In many ways, motor vehicles have become a necessity of modern life. The average adult likely requires their own vehicle to get to and from work, perform daily chores, such as shopping, and even maintain a healthy social life.

Losing your license can leave you in a precarious position, where you depend on taxis, paid ride apps or public transportation. Unfortunately, none of these systems are completely reliable, leaving you at risk for chronic tardiness and developing a reputation as someone who can’t show up on time. That could affect both your social life and your career.

The potential impacts of not having a license may lead some people to break state law by deciding to drive while their license remains suspended. Doing so in North Carolina is against the law and has consequences you likely want to avoid.

Driving on a suspended license is a misdemeanor offense

Choosing to get behind the wheel while you do not have a valid driver’s license in North Carolina is a serious misdemeanor crime. The state calls this offense driving while license revoked (DWLR). Anyone who gets caught driving on a suspended or revoked license will face serious consequences for that decision.

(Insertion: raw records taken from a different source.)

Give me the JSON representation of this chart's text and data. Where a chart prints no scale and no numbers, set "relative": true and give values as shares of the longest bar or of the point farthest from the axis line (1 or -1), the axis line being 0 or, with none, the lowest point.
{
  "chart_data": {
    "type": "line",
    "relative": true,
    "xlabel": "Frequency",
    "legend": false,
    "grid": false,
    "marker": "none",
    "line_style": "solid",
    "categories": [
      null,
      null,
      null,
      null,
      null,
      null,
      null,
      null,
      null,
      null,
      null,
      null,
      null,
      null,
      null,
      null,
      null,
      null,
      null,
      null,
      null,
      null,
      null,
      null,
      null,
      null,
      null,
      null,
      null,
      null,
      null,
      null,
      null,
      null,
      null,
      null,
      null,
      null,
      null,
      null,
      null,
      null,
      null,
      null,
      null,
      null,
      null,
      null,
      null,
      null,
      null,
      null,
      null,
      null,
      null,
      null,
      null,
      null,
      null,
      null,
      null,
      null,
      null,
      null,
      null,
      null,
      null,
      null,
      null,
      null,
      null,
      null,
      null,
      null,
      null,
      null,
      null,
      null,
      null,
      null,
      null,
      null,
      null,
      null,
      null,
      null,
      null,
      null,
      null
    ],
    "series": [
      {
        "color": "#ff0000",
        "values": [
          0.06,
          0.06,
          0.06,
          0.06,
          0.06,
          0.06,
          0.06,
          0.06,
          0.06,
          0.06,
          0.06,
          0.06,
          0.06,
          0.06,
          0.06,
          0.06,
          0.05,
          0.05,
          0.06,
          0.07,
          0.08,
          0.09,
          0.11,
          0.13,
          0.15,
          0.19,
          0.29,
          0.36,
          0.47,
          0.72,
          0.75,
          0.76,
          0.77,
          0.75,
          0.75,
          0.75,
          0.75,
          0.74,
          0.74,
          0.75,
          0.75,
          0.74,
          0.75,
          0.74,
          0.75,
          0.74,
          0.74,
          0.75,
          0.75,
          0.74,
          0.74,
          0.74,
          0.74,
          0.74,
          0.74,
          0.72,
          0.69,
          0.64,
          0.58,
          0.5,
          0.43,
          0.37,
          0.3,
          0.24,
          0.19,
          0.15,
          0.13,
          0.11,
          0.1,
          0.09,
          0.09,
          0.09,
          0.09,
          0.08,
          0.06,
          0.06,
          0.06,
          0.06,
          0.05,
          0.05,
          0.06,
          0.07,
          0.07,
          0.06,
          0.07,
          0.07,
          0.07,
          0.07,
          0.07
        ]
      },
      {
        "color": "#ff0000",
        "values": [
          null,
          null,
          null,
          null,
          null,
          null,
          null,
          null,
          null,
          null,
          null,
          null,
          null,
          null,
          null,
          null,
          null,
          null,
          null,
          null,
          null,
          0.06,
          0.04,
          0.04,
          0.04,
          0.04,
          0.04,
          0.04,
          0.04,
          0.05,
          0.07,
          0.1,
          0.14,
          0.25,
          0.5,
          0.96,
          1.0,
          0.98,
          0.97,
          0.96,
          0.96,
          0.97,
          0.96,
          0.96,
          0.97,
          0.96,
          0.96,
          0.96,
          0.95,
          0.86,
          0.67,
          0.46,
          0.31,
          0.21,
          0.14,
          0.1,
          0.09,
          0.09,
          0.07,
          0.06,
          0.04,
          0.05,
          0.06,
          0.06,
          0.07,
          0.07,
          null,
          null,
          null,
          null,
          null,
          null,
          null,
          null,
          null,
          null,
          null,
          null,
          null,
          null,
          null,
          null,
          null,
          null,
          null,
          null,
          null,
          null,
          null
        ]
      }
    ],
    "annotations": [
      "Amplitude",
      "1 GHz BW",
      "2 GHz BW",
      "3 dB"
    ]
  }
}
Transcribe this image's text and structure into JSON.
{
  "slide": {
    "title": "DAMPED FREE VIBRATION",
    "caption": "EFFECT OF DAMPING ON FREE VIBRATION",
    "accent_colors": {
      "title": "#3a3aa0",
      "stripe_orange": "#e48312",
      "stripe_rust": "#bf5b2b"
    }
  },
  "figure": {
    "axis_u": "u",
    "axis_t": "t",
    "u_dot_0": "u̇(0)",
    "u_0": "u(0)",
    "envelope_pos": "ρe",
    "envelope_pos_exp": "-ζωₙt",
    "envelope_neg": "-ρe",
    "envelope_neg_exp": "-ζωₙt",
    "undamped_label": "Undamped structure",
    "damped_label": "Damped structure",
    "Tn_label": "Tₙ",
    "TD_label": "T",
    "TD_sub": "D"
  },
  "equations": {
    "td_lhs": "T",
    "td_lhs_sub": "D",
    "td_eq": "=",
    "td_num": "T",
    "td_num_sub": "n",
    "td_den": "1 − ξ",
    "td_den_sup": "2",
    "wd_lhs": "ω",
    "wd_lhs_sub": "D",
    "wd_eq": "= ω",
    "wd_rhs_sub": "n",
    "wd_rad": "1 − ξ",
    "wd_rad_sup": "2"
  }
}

Simple DWLR is a Class 3 misdemeanor in North Carolina. The potential penalties include up to 20 days in jail and a fine of $200. However, if your suspension was the result of impaired driving, getting caught driving during your suspension period is a Class 1 misdemeanor, which could result in up to 120 days in jail and a discretionary fine.

There are two other forms of DWLR, including driving without reclaiming your license from the state after a suspension and driving after receiving notice of an impending suspension. There are potential penalties for those decisions as well.

You may have the right to seek a limited license if you need to drive

North Carolina lawmakers understand that the average citizen requires transportation to go about the daily necessities of life. However, there are also reasons that lawmakers have chosen to include license suspension and revocation as potential penalties for certain driving and civil offenses. People can lose their license for simply being unable to pay court fees and fines.

A total loss of one’s license could have profound and lasting consequences for the individual who loses their license. Thankfully, it may be possible to secure a restricted or limited license that allows someone to maintain certain driving privileges, such as the right to drive back and forth to work.

It’s important to comply with a court-ordered license suspension and take the right steps to regain your license. Failing to do so could lead to a longer suspension and other serious penalties.